冷酷な騎士団長が手放してくれません
後にわかったところによると、それはロイセン王国の隣国、ハイネル公国の支持組織によるテロ行為だった。


ロイセン王国とハイネル公国は、昔から仲が悪い。一昔前までは、年中戦争を繰り返していたほどに。


その頃は関係が落ち着いているものの、ロイセン王国のことを良く思っていないハイネル公国側の人間は、密かに暗躍していた。





「アーニャ、アーニャ……!」


一人ぼっちになったソフィアは、次々と爆発音が起こり火の粉が舞う王都の中を、泣きながら彷徨った。

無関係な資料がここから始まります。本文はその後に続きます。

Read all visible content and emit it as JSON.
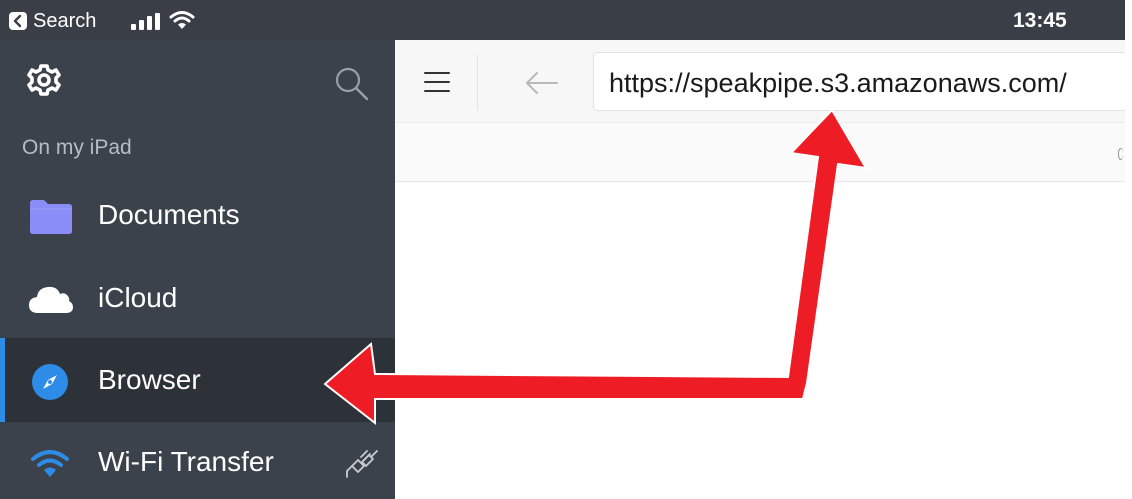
{
  "status_bar": {
    "back_label": "Search",
    "time": "13:45",
    "icons": [
      "back-badge-icon",
      "signal-icon",
      "wifi-icon"
    ]
  },
  "sidebar": {
    "icons": [
      "gear-icon",
      "search-icon"
    ],
    "section_label": "On my iPad",
    "items": [
      {
        "label": "Documents",
        "icon": "folder-icon",
        "active": false
      },
      {
        "label": "iCloud",
        "icon": "cloud-icon",
        "active": false
      },
      {
        "label": "Browser",
        "icon": "compass-icon",
        "active": true
      },
      {
        "label": "Wi-Fi Transfer",
        "icon": "wifi-icon",
        "active": false,
        "trailing_icon": "plug-icon"
      }
    ]
  },
  "browser": {
    "icons": [
      "hamburger-menu-icon",
      "back-arrow-icon"
    ],
    "url": "https://speakpipe.s3.amazonaws.com/"
  },
  "annotation": {
    "color": "#ee1d25",
    "description_icon": "red-arrow"
  },
  "colors": {
    "sidebar_bg": "#3c424b",
    "active_bg": "#2d3138",
    "accent": "#2d8ce8",
    "folder": "#8a8cf7"
  }
}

行き交う人々は自分の身を守ることに精一杯で、幼い少女には見向きもしない。


「アーニャ、どこに行ったの……?」


空は灰色で、どんよりとしていた。立ち込める煙と人々の体で、視界も定まらない。


「ひっく、ひっく……」


彷徨い続けるうちに、いつしかソフィアは不思議な場所に来ていた。






無意識のうちに降りていた階段の向こうには、冷たい岩壁に囲まれた細い通路が伸びていた。ひどくじめじめとしてかび臭い。けれども、地上で続く騒乱からは離れているので、気持ちを落ち着かせることは出来た。


まるで、どこかの邸の秘密の地下通路みたい。幼いながらに、ソフィアはそんなことを思う。


そしてその通路の真ん中に、金色の髪をした少年が倒れているのを見つけた。


少年の息遣いが荒いのに気づき、ソフィアは駆け寄る。少年は全身にぐっしょりと汗を掻き、力尽きたように横たわっていた。ひどい熱だ。一体、何があったというのだろう?